今季初登板でプロ初先発の広島左腕、高(たか)太一投手(24)が、6回1失点でプロ初勝利を飾った。93球で5安打5奪三振。粘り強い投球が光った。

「震えが止まらなくて…。腕を振ったら、震えが止まったので良かった」。ガチガチの緊張が、次第に堂々ピッチに変わった。

新人の昨季はシーズン最終戦の1試合登板。2軍で磨いた真っ直ぐとスライダーを武器に、1軍先発に抜てきされた。「チームの勝ちにつながる投球ができたことが一番っス。2軍暮らしが長く、貢献できていなかったので少しずつ結果を残していきたい」。ウイニングボールはこの日観戦した両親にプレゼントする。

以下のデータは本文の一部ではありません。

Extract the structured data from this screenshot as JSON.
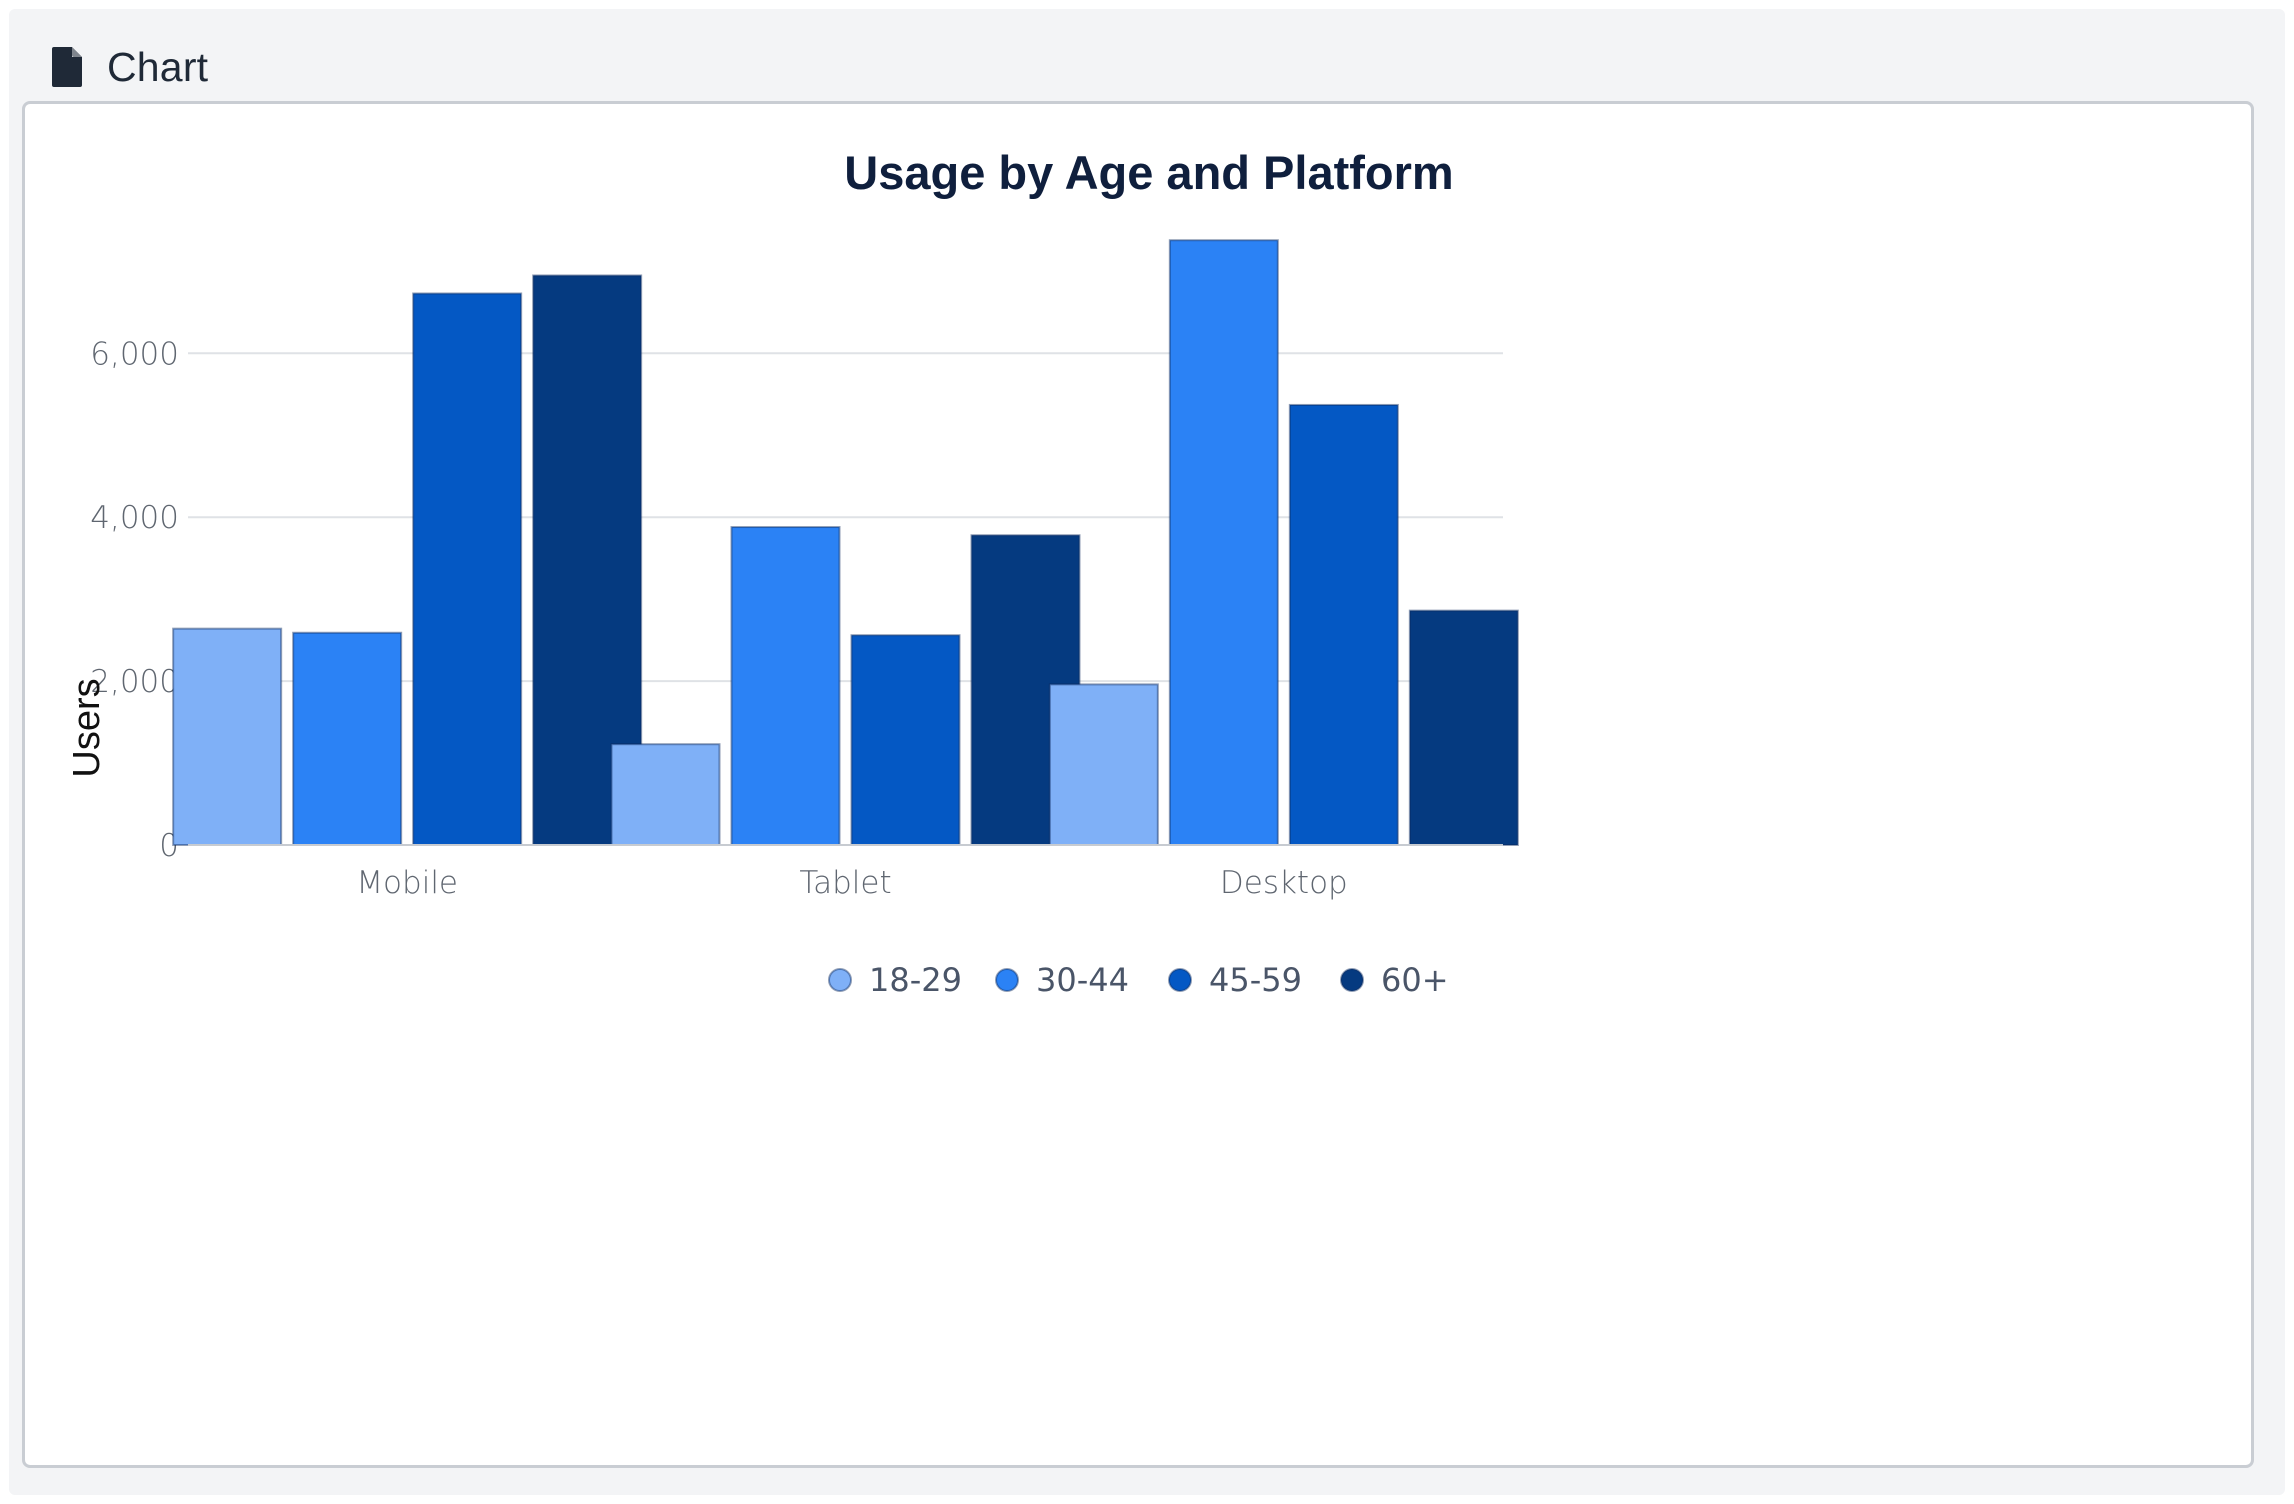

2年目左腕の熱投がナインの心に火を付けた。この日はアメフト風の特別ユニホームを着用。0-1の6回の攻撃前、ベンチ前で「ハドル」ならぬ円陣を組んだ。藤井ヘッドコーチが「高に勝ちをつけなアカン」とゲキ。一丸となり、小園が逆転適時打を放った。

新井監督も「打者に向かっていく姿勢も見えた。成長していると思うし、気持ちが強い。ハートの強さを感じます」と絶賛した。新星が連勝を導き、4位中日に0・5ゲーム差に接近。7月は4勝16敗3分けと大きく負け越したが、へこたれてはいない。月が変わって前進あるのみだ。【林英樹】

◆高太一(たか・たいち)2001年(平13)7月26日生まれ、愛媛出身。広陵では河野(現広島)石原(現ヤクルト)と同期で、高3時の19年にセンバツ出場。大商大を経て23年ドラフト2位で広島入団。24年10月5日ヤクルト戦(マツダスタジアム)でプロ初登板、初ホールド。今季推定年俸1200万円。179センチ、89キロ。左投げ左打ち。